Twin Co-Adaptive Dialogue for Progressive Image Generation
Jianhui Wang, Yangfan He, Yan Zhong, Xinyuan Song, Jiayi Su, Yuheng Feng, Hongyang He, Wenyu Zhu, Xinhang Yuan, Kuan Lu, Menghao Huo, Miao Zhang, Keqin Li, Jiaqi Chen, Tianyu Shi, Xueqian Wang
TL;DR
Twin-Co introduces a dual-path co-adaptive framework that interleaves explicit multi-turn dialogue with an internal reflective optimization to progressively align text-to-image outputs with user intent. The Explicit Dialogue Pathway actively refines prompts through a GPT-4–based summarizer, while the Implicit Optimization Pathway uses D3PO and Attend-and-Excite alongside CLIP-guided ambiguity assessment to internally steer generation, with training anchored by 2000 supervised image–text pairs from ImageReward.
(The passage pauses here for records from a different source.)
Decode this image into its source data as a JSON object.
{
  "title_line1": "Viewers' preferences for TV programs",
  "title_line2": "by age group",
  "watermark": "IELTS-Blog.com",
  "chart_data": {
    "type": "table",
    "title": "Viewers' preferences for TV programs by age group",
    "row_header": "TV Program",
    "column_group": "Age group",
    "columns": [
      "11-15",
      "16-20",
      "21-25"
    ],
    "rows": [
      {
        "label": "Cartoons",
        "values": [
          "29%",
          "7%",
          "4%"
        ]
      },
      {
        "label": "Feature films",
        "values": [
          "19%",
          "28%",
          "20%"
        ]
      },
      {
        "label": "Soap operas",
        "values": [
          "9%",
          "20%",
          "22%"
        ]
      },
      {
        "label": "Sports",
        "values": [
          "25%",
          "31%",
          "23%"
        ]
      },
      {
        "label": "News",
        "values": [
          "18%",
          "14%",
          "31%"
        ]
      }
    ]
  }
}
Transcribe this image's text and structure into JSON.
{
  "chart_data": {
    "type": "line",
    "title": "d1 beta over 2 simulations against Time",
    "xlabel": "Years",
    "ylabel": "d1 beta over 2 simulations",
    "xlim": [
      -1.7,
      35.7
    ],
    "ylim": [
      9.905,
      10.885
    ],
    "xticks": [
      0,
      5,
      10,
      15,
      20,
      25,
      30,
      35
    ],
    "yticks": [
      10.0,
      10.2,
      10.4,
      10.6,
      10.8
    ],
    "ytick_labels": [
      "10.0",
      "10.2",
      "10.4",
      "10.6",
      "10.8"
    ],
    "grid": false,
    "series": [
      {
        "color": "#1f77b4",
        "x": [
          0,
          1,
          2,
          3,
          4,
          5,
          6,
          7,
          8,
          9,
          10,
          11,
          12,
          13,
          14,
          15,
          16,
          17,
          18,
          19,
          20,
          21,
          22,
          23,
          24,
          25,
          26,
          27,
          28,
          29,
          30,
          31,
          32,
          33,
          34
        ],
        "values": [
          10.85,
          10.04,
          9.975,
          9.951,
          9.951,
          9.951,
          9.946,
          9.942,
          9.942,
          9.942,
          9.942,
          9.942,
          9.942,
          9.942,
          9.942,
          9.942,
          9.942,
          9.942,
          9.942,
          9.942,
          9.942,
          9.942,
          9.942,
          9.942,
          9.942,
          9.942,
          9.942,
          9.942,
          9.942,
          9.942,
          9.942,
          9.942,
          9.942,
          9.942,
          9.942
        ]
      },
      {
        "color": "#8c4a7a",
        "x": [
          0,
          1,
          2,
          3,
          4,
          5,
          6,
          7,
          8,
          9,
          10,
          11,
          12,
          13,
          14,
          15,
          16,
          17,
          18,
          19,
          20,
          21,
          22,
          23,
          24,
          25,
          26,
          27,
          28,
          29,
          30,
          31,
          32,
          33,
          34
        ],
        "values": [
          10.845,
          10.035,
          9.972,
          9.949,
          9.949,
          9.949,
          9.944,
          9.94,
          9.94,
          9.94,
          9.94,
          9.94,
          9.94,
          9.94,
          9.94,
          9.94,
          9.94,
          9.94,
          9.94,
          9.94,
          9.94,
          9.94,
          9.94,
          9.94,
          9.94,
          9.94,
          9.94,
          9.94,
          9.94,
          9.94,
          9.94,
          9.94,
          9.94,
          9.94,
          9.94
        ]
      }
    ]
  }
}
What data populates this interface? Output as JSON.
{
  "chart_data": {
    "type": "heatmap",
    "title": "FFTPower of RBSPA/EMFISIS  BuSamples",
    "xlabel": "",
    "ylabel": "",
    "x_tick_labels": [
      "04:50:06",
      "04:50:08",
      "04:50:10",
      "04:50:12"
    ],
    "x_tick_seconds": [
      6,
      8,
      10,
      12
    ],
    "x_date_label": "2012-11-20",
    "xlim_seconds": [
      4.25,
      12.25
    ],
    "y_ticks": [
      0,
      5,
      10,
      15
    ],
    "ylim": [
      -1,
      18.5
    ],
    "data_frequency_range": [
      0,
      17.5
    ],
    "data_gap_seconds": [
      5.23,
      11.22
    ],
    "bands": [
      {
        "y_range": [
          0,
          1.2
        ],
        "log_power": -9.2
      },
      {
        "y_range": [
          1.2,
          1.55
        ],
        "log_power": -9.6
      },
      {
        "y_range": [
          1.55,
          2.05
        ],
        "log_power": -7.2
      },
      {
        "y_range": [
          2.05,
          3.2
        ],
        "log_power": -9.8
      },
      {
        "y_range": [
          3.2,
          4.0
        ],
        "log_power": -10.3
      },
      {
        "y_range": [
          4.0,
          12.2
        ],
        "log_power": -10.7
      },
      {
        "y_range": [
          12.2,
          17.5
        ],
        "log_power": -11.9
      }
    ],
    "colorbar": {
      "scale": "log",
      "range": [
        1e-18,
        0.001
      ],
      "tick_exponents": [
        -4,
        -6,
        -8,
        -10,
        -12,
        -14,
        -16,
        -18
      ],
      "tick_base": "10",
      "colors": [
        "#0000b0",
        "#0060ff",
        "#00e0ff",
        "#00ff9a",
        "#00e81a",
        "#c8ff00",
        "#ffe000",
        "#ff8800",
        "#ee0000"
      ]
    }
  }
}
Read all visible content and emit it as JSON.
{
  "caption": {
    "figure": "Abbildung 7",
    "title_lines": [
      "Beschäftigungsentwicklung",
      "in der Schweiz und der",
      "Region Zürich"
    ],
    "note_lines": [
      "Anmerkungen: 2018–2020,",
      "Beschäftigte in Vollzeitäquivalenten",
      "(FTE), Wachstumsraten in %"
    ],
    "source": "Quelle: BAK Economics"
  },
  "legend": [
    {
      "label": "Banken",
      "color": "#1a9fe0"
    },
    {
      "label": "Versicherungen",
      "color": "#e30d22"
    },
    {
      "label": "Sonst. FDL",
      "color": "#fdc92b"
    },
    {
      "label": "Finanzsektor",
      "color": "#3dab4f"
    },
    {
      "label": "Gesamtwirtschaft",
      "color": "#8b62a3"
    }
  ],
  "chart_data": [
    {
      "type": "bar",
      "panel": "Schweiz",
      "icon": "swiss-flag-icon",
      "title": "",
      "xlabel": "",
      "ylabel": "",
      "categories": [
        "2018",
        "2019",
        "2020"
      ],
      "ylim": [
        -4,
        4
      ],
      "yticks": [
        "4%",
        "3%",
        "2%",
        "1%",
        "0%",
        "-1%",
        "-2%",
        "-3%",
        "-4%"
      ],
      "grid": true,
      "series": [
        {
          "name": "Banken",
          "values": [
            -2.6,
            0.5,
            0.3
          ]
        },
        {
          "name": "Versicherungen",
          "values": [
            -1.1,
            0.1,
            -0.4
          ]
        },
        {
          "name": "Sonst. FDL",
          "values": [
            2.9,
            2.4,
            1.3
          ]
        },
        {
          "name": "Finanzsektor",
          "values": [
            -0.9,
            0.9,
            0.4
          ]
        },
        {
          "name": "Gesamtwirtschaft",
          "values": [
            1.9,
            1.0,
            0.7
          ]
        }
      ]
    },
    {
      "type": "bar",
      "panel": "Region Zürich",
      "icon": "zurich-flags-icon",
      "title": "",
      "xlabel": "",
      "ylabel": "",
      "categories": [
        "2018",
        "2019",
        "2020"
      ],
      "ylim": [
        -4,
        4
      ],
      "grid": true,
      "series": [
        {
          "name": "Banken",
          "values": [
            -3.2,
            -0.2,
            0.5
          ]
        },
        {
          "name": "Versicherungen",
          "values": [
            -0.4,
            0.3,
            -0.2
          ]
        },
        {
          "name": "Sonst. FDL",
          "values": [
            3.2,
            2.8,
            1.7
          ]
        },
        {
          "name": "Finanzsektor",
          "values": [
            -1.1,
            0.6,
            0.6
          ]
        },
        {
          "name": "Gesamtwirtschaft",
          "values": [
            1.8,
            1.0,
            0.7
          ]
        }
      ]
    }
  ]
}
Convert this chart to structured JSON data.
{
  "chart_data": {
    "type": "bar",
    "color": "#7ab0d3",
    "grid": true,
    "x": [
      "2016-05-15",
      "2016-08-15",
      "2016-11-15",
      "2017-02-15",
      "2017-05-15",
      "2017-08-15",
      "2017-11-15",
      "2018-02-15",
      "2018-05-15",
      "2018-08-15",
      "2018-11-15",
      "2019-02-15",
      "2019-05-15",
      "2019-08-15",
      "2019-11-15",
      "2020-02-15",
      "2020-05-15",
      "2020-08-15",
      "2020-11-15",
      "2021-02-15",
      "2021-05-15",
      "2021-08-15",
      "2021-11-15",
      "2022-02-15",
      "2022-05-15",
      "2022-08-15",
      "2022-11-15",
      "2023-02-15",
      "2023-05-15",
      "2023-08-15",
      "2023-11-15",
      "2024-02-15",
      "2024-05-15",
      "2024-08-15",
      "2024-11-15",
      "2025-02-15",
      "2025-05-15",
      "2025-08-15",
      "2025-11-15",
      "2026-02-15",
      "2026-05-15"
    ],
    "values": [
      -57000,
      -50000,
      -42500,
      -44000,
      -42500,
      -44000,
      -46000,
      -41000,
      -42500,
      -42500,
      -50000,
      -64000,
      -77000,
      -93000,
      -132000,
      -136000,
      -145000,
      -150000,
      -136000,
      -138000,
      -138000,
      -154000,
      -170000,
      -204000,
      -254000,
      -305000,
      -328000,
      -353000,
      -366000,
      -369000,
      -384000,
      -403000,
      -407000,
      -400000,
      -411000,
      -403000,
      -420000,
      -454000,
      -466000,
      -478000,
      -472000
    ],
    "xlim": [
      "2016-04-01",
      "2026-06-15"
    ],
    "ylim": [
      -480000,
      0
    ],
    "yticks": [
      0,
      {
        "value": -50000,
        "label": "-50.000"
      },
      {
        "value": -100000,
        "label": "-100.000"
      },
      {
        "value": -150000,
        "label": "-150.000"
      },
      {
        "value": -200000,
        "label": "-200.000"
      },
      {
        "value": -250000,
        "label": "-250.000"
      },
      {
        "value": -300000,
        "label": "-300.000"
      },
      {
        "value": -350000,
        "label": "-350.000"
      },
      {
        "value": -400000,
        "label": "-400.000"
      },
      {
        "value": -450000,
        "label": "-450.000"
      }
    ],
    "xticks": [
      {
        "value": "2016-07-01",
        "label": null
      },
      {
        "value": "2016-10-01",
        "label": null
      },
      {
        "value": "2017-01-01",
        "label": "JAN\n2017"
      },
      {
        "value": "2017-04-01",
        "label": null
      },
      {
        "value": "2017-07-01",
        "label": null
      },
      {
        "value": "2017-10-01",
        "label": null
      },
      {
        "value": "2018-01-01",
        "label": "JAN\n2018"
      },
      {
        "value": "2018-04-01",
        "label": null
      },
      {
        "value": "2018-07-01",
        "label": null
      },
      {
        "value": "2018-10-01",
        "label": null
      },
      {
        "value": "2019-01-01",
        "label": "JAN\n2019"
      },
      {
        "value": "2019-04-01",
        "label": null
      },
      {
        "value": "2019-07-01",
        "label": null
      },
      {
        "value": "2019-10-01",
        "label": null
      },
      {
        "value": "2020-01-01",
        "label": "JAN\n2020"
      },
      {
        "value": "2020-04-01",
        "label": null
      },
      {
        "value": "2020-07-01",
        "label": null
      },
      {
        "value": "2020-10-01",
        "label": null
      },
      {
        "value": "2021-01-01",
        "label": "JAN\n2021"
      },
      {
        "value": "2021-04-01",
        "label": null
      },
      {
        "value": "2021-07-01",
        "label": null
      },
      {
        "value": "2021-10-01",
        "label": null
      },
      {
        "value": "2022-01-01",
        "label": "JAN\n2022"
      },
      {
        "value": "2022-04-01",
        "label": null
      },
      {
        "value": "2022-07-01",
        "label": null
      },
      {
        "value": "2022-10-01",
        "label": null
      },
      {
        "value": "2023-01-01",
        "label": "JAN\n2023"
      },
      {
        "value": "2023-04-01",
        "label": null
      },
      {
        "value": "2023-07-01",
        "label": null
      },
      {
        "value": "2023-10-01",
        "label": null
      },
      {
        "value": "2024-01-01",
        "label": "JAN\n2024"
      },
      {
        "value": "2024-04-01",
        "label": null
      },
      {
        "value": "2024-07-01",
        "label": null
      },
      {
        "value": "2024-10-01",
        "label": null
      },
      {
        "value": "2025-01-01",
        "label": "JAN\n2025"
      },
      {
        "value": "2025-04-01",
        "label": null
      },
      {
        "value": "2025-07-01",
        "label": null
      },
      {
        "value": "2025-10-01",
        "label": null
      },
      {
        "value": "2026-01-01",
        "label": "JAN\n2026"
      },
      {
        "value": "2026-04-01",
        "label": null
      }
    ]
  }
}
Empirical results across general and fashion-generation tasks show Twin-Co achieves superior prompt–intent and image–intent alignment (e.g., T2I CLIP $0.338$, I2I CLIP $0.812$, human voting $33.6\%$) and reduced user iterations compared to baselines. The work demonstrates that combining explicit human-in-the-loop feedback with robust internal optimization yields faster convergence to high-quality, user-aligned visuals, enabling more intuitive and efficient interactive image synthesis across domains.
Abstract
Modern text-to-image generation systems have enabled the creation of remarkably realistic and high-quality visuals, yet they often falter when handling the inherent ambiguities in user prompts. In this work, we present Twin-Co, a framework that leverages synchronized, co-adaptive dialogue to progressively refine image generation. Instead of a static generation process, Twin-Co employs a dynamic, iterative workflow where an intelligent dialogue agent continuously interacts with the user. Initially, a base image is generated from the user's prompt. Then, through a series of synchronized dialogue exchanges, the system adapts and optimizes the image according to evolving user feedback. The co-adaptive process allows the system to progressively narrow down ambiguities and better align with user intent. Experiments demonstrate that Twin-Co not only enhances user experience by reducing trial-and-error iterations but also improves the quality of the generated images, streamlining the creative process across various applications.